Worker RPC mTLS smoke test

scripts/smoke-remote-worker.sh --mtls generates an ephemeral CA and runs the full remote-worker smoke over HTTPS with mutual TLS. See Remote worker staging.

Runtime certification integration

scripts/certify-runtime.sh --stacyvm-bin now auto-starts a local server, spawns a sandbox, execs a command, and tears it down — end-to-end proof in one command.

Updates

  • stacyvm config lint --production validates OIDC issuer, JWKS URL, audience, and group-to-role mappings.
  • Worker heartbeats advertise https:// URLs when worker.rpc_tls.enabled = true.

Bug fixes

Security

  • RS256 JWT verification — tokens from Google Workspace, Okta, Azure AD, and Cloudflare Access were being rejected because the verifier was not using SHA-256. They now validate correctly.
  • Admin routes in OIDC-only mode — admin endpoints were reachable by anonymous callers when only OIDC (no admin API key) was configured.
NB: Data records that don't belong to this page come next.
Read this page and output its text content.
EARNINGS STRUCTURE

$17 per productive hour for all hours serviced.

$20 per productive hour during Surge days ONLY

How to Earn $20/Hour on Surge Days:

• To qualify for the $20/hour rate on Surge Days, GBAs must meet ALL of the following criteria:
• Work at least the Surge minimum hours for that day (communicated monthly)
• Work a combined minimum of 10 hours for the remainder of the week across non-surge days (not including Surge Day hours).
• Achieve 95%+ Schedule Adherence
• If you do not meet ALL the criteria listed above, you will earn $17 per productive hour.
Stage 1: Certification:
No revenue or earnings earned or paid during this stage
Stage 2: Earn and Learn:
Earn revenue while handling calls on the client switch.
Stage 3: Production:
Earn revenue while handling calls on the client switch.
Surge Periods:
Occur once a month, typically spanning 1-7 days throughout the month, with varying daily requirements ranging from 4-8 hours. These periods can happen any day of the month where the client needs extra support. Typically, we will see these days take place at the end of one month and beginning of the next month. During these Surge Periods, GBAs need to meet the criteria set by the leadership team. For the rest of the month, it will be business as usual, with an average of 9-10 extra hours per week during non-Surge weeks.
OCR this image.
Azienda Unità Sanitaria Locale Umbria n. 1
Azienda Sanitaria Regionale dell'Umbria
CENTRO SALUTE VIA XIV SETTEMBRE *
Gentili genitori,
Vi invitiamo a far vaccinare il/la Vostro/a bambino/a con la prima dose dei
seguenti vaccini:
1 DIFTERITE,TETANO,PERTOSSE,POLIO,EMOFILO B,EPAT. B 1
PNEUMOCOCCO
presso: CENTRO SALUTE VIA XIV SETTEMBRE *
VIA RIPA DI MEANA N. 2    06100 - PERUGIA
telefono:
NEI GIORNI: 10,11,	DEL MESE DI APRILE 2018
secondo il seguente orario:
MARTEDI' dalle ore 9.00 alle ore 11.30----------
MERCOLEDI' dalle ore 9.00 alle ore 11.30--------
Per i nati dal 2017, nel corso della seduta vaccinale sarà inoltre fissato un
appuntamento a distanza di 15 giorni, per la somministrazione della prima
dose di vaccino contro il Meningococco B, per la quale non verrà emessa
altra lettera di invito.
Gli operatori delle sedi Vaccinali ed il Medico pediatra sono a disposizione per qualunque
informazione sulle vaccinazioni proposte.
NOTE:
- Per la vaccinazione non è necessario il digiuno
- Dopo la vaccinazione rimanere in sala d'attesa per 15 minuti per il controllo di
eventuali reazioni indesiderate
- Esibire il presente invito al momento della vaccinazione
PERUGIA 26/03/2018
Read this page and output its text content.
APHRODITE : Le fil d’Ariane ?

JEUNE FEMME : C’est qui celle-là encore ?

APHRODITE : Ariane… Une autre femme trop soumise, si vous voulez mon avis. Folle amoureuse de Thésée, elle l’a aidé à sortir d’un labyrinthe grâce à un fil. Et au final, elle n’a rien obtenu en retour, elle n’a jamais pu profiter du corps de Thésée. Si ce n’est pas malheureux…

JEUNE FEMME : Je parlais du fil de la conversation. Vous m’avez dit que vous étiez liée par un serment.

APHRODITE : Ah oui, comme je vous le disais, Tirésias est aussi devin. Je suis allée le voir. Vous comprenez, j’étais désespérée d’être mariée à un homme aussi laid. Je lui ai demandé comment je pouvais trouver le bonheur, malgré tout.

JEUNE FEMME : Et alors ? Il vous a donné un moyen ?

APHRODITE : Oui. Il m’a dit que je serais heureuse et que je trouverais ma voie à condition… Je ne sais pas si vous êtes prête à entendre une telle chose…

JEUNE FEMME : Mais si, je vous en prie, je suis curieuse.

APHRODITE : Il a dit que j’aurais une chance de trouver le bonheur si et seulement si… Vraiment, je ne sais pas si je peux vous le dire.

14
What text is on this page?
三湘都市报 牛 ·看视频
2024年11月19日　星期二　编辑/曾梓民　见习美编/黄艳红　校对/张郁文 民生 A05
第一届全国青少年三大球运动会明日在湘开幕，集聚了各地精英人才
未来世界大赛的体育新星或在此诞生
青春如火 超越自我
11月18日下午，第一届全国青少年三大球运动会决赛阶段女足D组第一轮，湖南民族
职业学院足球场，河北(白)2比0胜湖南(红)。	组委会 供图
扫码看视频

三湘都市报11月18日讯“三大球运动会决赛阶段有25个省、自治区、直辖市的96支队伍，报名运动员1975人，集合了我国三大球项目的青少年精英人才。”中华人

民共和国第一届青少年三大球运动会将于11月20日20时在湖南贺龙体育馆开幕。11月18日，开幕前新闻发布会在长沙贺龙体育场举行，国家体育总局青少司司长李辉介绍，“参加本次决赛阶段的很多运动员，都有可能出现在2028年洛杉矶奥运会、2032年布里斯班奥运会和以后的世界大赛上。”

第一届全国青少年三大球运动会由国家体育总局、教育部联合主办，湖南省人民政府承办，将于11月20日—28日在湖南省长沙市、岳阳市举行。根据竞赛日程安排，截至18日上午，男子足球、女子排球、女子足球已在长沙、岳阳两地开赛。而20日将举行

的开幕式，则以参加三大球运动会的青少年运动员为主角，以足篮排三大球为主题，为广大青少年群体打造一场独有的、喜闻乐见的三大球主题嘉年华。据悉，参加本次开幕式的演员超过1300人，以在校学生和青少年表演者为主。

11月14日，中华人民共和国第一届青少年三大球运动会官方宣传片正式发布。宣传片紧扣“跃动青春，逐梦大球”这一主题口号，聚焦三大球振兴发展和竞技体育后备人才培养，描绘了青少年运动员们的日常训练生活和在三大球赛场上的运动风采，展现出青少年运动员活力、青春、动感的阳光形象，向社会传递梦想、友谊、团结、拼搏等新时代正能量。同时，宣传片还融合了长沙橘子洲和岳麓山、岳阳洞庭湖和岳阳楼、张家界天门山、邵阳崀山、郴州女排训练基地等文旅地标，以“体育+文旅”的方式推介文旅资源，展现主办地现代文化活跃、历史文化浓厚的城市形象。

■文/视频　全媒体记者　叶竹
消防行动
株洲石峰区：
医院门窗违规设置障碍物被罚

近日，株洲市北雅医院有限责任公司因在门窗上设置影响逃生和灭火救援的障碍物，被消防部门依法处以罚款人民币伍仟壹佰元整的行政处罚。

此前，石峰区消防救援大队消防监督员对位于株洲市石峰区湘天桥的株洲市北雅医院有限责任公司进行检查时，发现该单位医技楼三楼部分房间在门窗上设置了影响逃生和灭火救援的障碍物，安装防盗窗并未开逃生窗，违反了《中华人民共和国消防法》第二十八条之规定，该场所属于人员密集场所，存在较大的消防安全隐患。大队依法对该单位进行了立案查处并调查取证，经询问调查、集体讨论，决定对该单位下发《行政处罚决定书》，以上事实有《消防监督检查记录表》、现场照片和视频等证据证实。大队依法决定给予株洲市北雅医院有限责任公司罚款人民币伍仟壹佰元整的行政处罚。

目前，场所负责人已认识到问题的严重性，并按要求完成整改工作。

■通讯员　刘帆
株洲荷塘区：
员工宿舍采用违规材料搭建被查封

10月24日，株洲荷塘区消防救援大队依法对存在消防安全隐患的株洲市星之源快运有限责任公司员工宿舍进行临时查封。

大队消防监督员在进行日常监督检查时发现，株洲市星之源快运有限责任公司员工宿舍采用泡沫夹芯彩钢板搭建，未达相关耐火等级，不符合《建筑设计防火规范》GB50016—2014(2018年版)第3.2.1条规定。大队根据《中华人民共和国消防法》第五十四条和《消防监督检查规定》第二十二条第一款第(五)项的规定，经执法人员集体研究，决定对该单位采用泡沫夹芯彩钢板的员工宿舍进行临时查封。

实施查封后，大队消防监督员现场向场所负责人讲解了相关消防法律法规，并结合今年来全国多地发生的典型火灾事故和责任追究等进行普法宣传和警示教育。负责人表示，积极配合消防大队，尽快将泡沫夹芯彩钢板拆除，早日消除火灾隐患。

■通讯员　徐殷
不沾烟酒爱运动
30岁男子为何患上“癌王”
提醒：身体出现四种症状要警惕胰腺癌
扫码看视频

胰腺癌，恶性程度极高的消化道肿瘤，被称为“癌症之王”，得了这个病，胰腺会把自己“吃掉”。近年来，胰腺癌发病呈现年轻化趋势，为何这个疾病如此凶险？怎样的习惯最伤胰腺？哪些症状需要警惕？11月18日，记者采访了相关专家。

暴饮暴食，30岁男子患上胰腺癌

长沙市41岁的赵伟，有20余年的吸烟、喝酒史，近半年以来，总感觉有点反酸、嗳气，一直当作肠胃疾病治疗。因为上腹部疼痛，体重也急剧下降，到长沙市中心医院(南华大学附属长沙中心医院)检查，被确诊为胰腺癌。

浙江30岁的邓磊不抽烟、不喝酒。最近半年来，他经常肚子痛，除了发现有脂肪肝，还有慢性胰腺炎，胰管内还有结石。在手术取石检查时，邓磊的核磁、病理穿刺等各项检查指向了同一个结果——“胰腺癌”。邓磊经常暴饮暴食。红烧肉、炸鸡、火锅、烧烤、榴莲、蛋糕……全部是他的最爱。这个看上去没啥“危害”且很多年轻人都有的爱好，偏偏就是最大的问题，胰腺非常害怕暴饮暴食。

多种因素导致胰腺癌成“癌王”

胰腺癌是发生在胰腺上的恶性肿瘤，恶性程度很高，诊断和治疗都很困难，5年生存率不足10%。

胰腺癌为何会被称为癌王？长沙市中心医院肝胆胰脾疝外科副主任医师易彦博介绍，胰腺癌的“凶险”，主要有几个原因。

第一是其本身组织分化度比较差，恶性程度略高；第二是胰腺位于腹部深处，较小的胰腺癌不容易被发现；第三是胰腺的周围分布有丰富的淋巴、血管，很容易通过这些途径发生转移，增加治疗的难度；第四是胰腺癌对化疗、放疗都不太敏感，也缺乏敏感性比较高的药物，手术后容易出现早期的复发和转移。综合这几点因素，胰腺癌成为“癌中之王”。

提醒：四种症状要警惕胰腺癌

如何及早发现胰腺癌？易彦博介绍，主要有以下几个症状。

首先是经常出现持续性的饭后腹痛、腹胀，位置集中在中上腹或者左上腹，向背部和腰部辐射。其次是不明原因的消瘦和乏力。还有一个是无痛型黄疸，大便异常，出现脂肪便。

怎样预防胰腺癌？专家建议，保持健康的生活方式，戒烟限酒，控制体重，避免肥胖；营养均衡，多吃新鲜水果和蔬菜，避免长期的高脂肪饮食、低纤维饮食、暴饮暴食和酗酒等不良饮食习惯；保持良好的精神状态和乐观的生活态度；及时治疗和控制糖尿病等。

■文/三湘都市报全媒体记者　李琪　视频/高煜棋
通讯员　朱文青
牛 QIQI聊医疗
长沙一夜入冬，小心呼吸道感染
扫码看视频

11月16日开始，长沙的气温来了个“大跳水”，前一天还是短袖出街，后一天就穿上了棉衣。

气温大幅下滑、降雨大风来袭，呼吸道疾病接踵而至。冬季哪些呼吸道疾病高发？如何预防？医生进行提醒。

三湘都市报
Admin scope is now enforced whenever any auth is configured.
  • Mixed OIDC + API key auth — valid Bearer tokens were being rejected when an API key header was also expected. Mixed-mode requests now succeed.
  • Policy enforcement on sandbox creation — policies could be created but were never evaluated at spawn time. They are now enforced on POST /api/v1/sandboxes.
  • Worker token issuer scope validation — the admin token issuer now rejects non-worker: scopes with 400 Bad Request instead of silently filtering them.

Other

  • Policy enforcement middleware now buffers request bodies so downstream handlers can still decode them.
  • Durable event bridge no longer double-delivers events to local subscribers on the publishing replica.
  • stacyvm config lint markdown output renders portably across shells.